Review
"This book challenges many of the underlying assumptions of the social work profession and institutional response to need. It addresses the lack of responsiveness to the experiences of Blacks and highlights the tendency of systems of care to provide cookie cutter approaches to expressed need, putting the issue of race front and centre in the provision of goods and services. A must read." --E. Jane Middleton, Chair, Dept of Social Work Education, California State University, Fresno
"Mekada Graham's work is clearly monumental, placing black people's experiences, values and worldviews as the foci for creating innovative methods of social work practice at both the micro and macro levels of intervention.
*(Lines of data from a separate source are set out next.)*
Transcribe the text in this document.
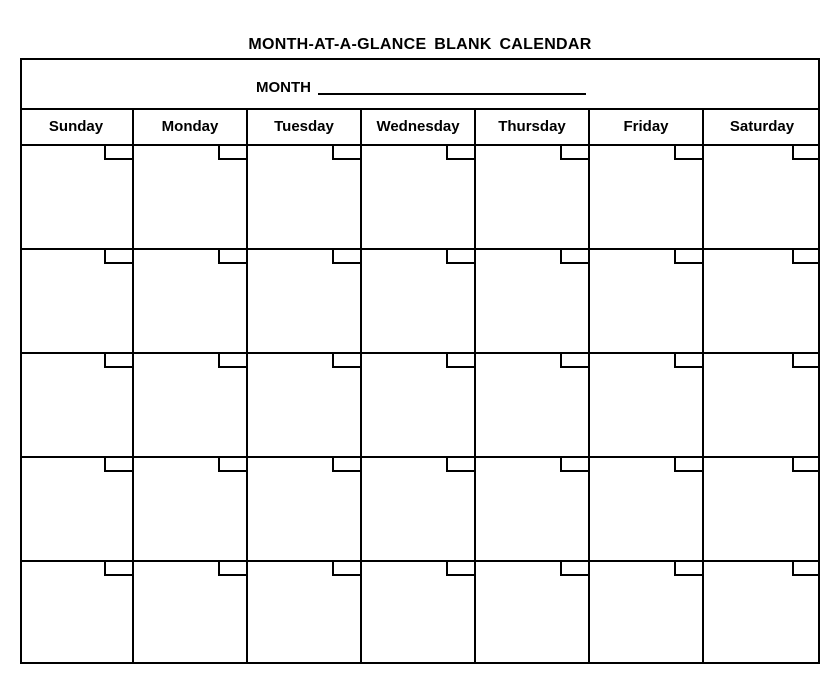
MONTH-AT-A-GLANCE BLANK CALENDAR
MONTH
Sunday	Monday	Tuesday	Wednesday	Thursday	Friday	Saturday
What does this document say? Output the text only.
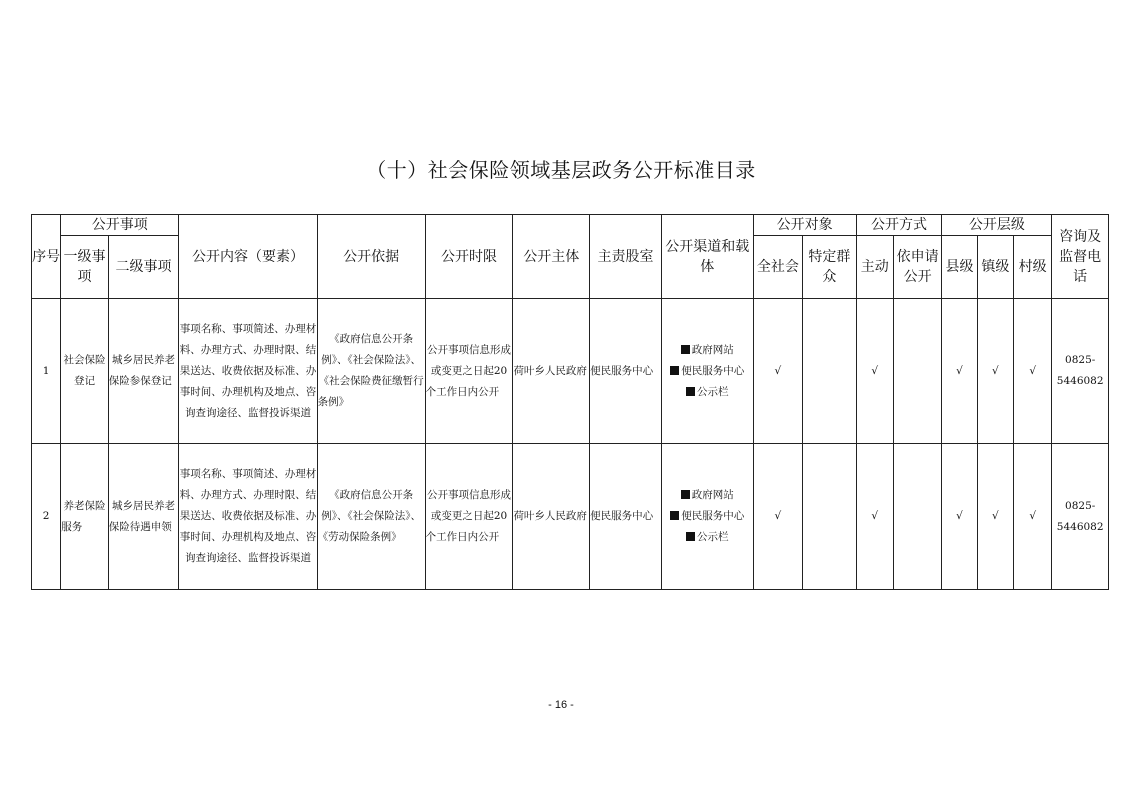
（十）社会保险领域基层政务公开标准目录
序号	公开事项		公开内容（要素）	公开依据	公开时限	公开主体	主责股室	公开渠道和载体	公开对象		公开方式		公开层级			咨询及监督电话
	一级事项	二级事项							全社会	特定群众	主动	依申请公开	县级	镇级	村级	
1	社会保险登记	城乡居民养老保险参保登记	事项名称、事项简述、办理材料、办理方式、办理时限、结果送达、收费依据及标准、办事时间、办理机构及地点、咨询查询途径、监督投诉渠道	《政府信息公开条例》、《社会保险法》、《社会保险费征缴暂行条例》	公开事项信息形成或变更之日起20个工作日内公开	荷叶乡人民政府	便民服务中心	政府网站
便民服务中心
公示栏	√		√		√	√	√	0825-5446082
2	养老保险服务	城乡居民养老保险待遇申领	事项名称、事项简述、办理材料、办理方式、办理时限、结果送达、收费依据及标准、办事时间、办理机构及地点、咨询查询途径、监督投诉渠道	《政府信息公开条例》、《社会保险法》、《劳动保险条例》	公开事项信息形成或变更之日起20个工作日内公开	荷叶乡人民政府	便民服务中心	政府网站
便民服务中心
公示栏	√		√		√	√	√	0825-5446082
- 16 -
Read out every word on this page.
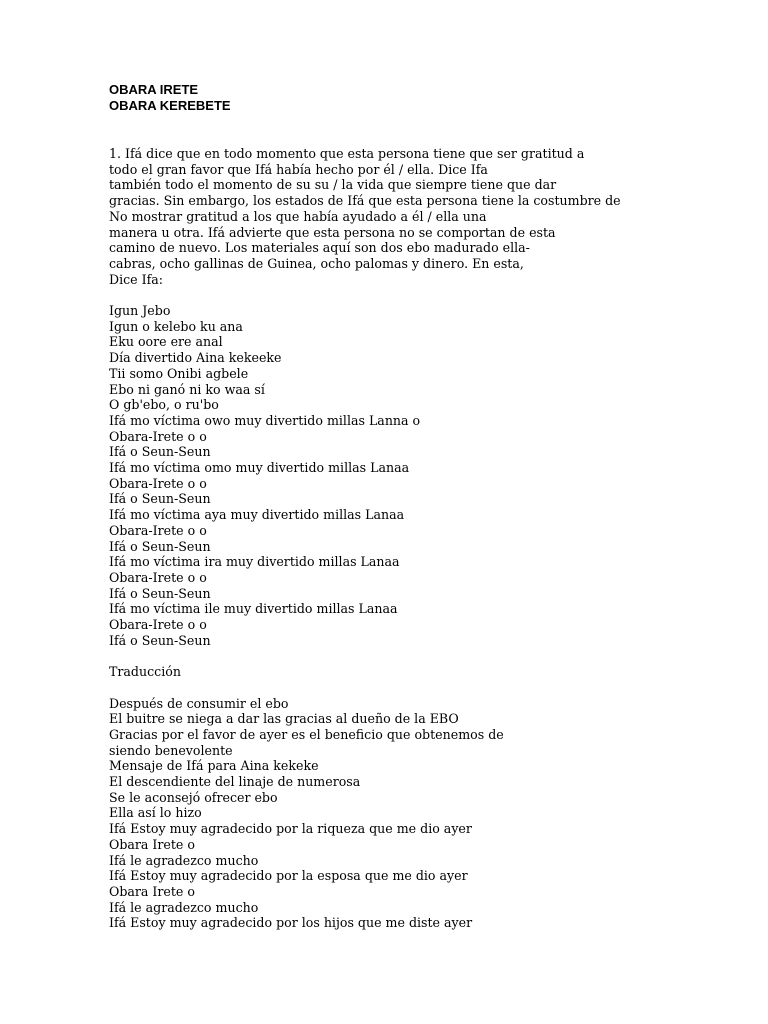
OBARA IRETE
OBARA KEREBETE
1. Ifá dice que en todo momento que esta persona tiene que ser gratitud a
todo el gran favor que Ifá había hecho por él / ella. Dice Ifa
también todo el momento de su su / la vida que siempre tiene que dar
gracias. Sin embargo, los estados de Ifá que esta persona tiene la costumbre de
No mostrar gratitud a los que había ayudado a él / ella una
manera u otra. Ifá advierte que esta persona no se comportan de esta
camino de nuevo. Los materiales aquí son dos ebo madurado ella-
cabras, ocho gallinas de Guinea, ocho palomas y dinero. En esta,
Dice Ifa:
Igun Jebo
Igun o kelebo ku ana
Eku oore ere anal
Día divertido Aina kekeeke
Tii somo Onibi agbele
Ebo ni ganó ni ko waa sí
O gb'ebo, o ru'bo
Ifá mo víctima owo muy divertido millas Lanna o
Obara-Irete o o
Ifá o Seun-Seun
Ifá mo víctima omo muy divertido millas Lanaa
Obara-Irete o o
Ifá o Seun-Seun
Ifá mo víctima aya muy divertido millas Lanaa
Obara-Irete o o
Ifá o Seun-Seun
Ifá mo víctima ira muy divertido millas Lanaa
Obara-Irete o o
Ifá o Seun-Seun
Ifá mo víctima ile muy divertido millas Lanaa
Obara-Irete o o
Ifá o Seun-Seun
Traducción
Después de consumir el ebo
El buitre se niega a dar las gracias al dueño de la EBO
Gracias por el favor de ayer es el beneficio que obtenemos de
siendo benevolente
Mensaje de Ifá para Aina kekeke
El descendiente del linaje de numerosa
Se le aconsejó ofrecer ebo
Ella así lo hizo
Ifá Estoy muy agradecido por la riqueza que me dio ayer
Obara Irete o
Ifá le agradezco mucho
Ifá Estoy muy agradecido por la esposa que me dio ayer
Obara Irete o
Ifá le agradezco mucho
Ifá Estoy muy agradecido por los hijos que me diste ayer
This approach gives social work a wider and deeper arsenal to advance its official agenda of positive human transformation for all." --Professor Jerome Schiele, Morgan State University
"This book is a very welcome update of Bandana Ahmad's classic 1990 text on black perspectives in social work. Race equality is now policy throughout government, but Mekada Graham draws together the evidence on persistent inequalities that affect the daily lives of black and minority ethnic individuals and communities. It is essential reading for a profession committed to social justice and to the continuing struggle for race equality." --Daphne Statham, Independent Consultant, former director of the National Institute for Social Work
Product Description
Over several decades, anti-oppressive practice and anti-discriminatory perspectives have become an integral part of social work. These perspectives emerged during the 1980s in response to the growing awareness of widespread discrimination and inequalities in service provision and delivery. Anti-racist perspectives were subsumed into an anti-discriminatory framework which addressed wider forms of discrimination such as those based on gender, disability and ageing. Major social work texts have developed anti-discriminatory perspectives and anti-oppressive models of practice as an essential component of contemporary social work. This book builds upon popular texts addressing anti-discriminatory frameworks but focuses specifically upon black perspectives in social work and taking into account current issues and concerns. "Black Perspectives in Social Work" was published almost sixteen years ago and there is an urgent need for a new text that addresses new developments and charts the impact of social changes and new literature shaping social work theory and practice with black and minority individuals, families and communities. This book provides a general introductory text to social work with black and minority ethnic communities for students, lecturers, practice teachers/assessors who are engaged in examining anti-discriminatory practice frameworks and black perspectives in academic settings and practice learning. It will support curriculum-based learning through its focus on anti-discriminatory practice in a climate that appears less sympathetic to the multicultural nature of British society.